Yorvet tossed the rope to one of his followers, with orders "Take him to the other horses, but tie him up separate. I'll deal with him after I stultify to the comptroller that I have no idea where the noble's son is."
Kolton reared back, in denial, fighting as the man, a beefy guy who smelt like he hadn't washed in a decade pulled him easily across the dirt. Away from the comptroller, the man who could have taken him back home! Kolton tried to return, but it was useless. How...how could he have even convinced the comptroller of anything in this...this form!
How could he let the comptroller know that Yorvet was telling him nothing but a bag of lies? He couldn't! Trapped by a rope and a man much too strong to be a normal human.
The filthy man, left him tied out in the dirt, no food, no water nearby, not that he'd want to eat what horses ate. He jerked at the rope once more. It would have been easier to escape if he had fingers!!
Stultify - 1: to cause to appear or be stupid, foolish, or absurdly illogical 2a: to impair, invalidate, or make ineffective : negate b: to have a dulling or inhibiting effect on
Added Info - Stupid or absurd behavior can almost be laughable at times.
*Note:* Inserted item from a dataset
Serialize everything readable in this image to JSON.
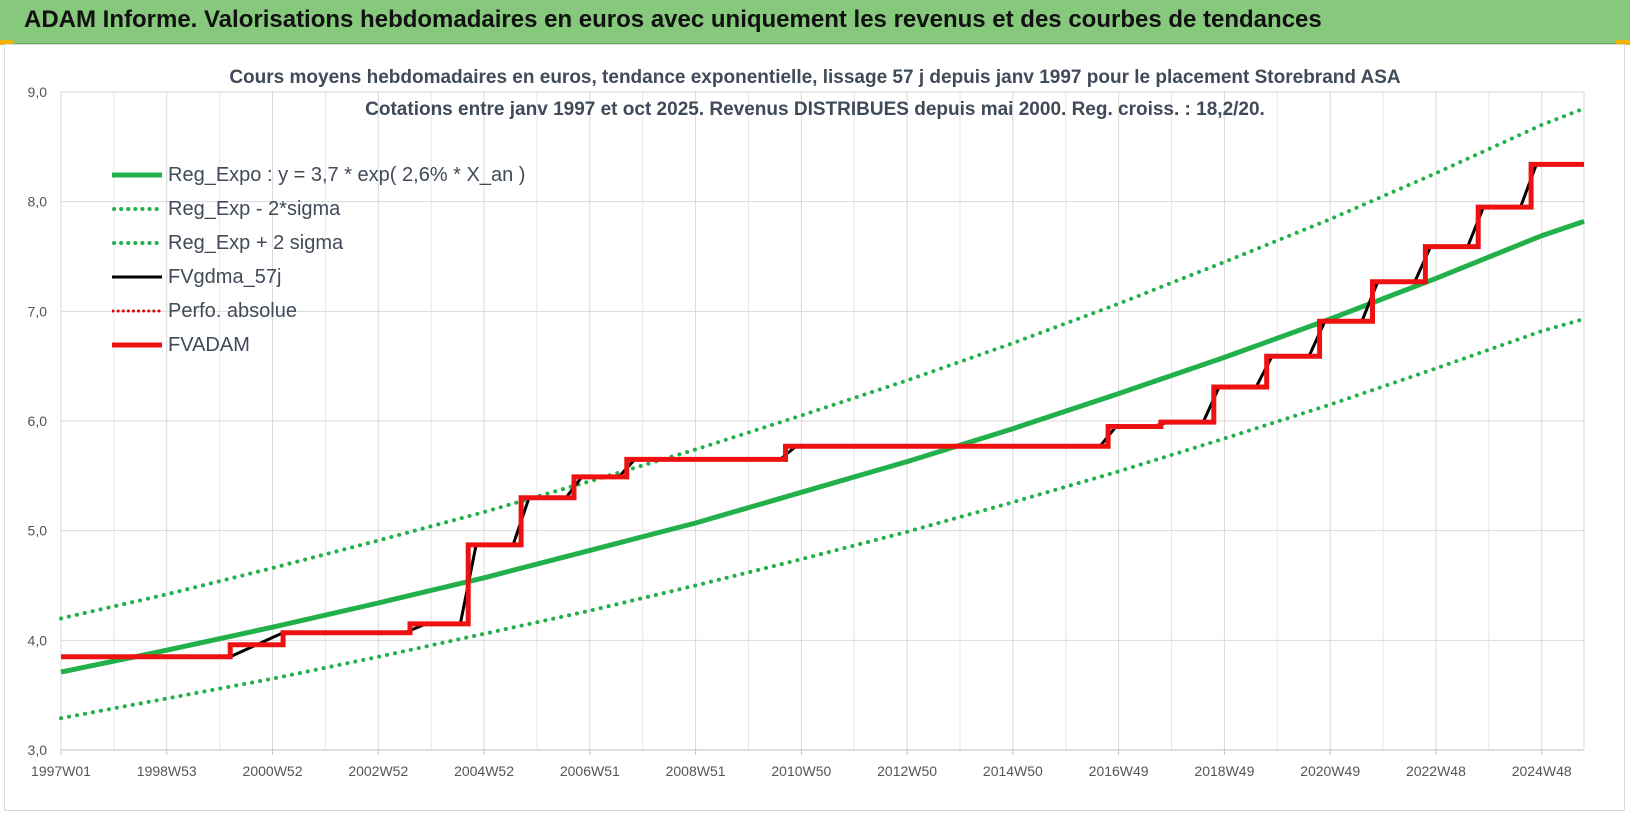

That's the kind of situation depicted in an 1871 London Daily News article, describing how a witness "stultified himself" by admitting that he was too far off to hear what he had claimed to have heard. But there is nothing especially funny about the now-archaic original usage of "stultify." The word was first used in the mid-1700s in legal contexts, where if you stultified yourself, you claimed to be of unsound mind and thus not responsible for your acts. Nor is there humor in the most common meaning of "stultify" nowadays, that rendering someone or something useless or ineffective.